Pada saat ini saja hampir di semua KUD, unit
simpan pinjam telah menjadi motor untuk menjaga kelangsungan hidup Koperasi.
Sementara kegiatan pengadaan sarana produksi dan pemasaran hasil menjadi sangat
selektif.
Hal ini terkait dengan struktur pertanian dan
pasar produk pertanian yang semakin kompetitif, termasuk jasa pendukung
pertanian (jasa penggilingan dan pelayanan lainnya) yang membatasi insentif
berkoperasi. Selain mengembangkan koperasi yang menjadi pedukung bagi
masyarakat agar usahanya bisa maju, harus disediakan fasilitas yang lainya
juga.
Fasilitas
yang lain juga bisa berupa pelayanan yang baik, proses yang mudah, tidak
mempersulit, sistem yang bekerja dengan maksimal.

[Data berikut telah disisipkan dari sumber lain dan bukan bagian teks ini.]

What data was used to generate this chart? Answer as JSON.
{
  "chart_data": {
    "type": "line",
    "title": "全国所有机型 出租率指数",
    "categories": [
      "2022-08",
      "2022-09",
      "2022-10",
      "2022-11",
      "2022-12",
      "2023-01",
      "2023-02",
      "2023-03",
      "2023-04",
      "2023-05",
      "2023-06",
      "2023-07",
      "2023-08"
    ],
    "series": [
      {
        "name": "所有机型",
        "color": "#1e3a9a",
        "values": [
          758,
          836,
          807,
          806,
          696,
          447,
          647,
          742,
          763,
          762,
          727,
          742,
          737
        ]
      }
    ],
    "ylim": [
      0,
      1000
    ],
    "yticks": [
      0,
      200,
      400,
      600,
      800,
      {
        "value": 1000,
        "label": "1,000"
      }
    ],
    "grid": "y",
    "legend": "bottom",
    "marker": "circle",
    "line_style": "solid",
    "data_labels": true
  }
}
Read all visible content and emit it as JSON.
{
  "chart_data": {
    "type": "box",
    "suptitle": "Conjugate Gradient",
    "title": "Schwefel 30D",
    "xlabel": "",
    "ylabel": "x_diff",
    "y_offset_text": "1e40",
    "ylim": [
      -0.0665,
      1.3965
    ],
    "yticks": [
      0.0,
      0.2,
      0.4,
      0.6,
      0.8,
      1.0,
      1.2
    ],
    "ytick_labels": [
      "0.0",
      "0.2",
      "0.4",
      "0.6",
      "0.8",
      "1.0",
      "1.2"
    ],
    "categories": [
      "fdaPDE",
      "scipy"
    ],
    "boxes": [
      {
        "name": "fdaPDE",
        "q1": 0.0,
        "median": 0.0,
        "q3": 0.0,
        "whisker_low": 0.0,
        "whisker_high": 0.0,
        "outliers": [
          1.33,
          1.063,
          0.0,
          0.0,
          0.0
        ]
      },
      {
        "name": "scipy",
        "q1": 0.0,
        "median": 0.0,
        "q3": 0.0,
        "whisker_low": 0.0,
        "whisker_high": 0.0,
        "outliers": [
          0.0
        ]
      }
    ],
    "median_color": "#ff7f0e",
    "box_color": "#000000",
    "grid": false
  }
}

Sehingga orang – orang
tertarik menginvestasikan uang mereka di koperasi, yang jelas membantu koperasi
itu maju dan membantu negara memperkuat pilar ekonomi pembangunannya dengan
koperasi.
Dari
sudut pandang saya, keadaan koperasi Indonesia sekarang perlu dilakukan pembaharuan
dan pengembangan yang paling tidak atas dua hal penting dalam koperasi, yakni
perubahan paradigma dalam pembangunan ekonomi di sektor koperasi, dan pemulihan
jati diri koperasi. Maka dari itu kita bisa menimbulkan rasa kebersamaan yang
terwujud dalam jati diri koperasi yang tidak akan luntur.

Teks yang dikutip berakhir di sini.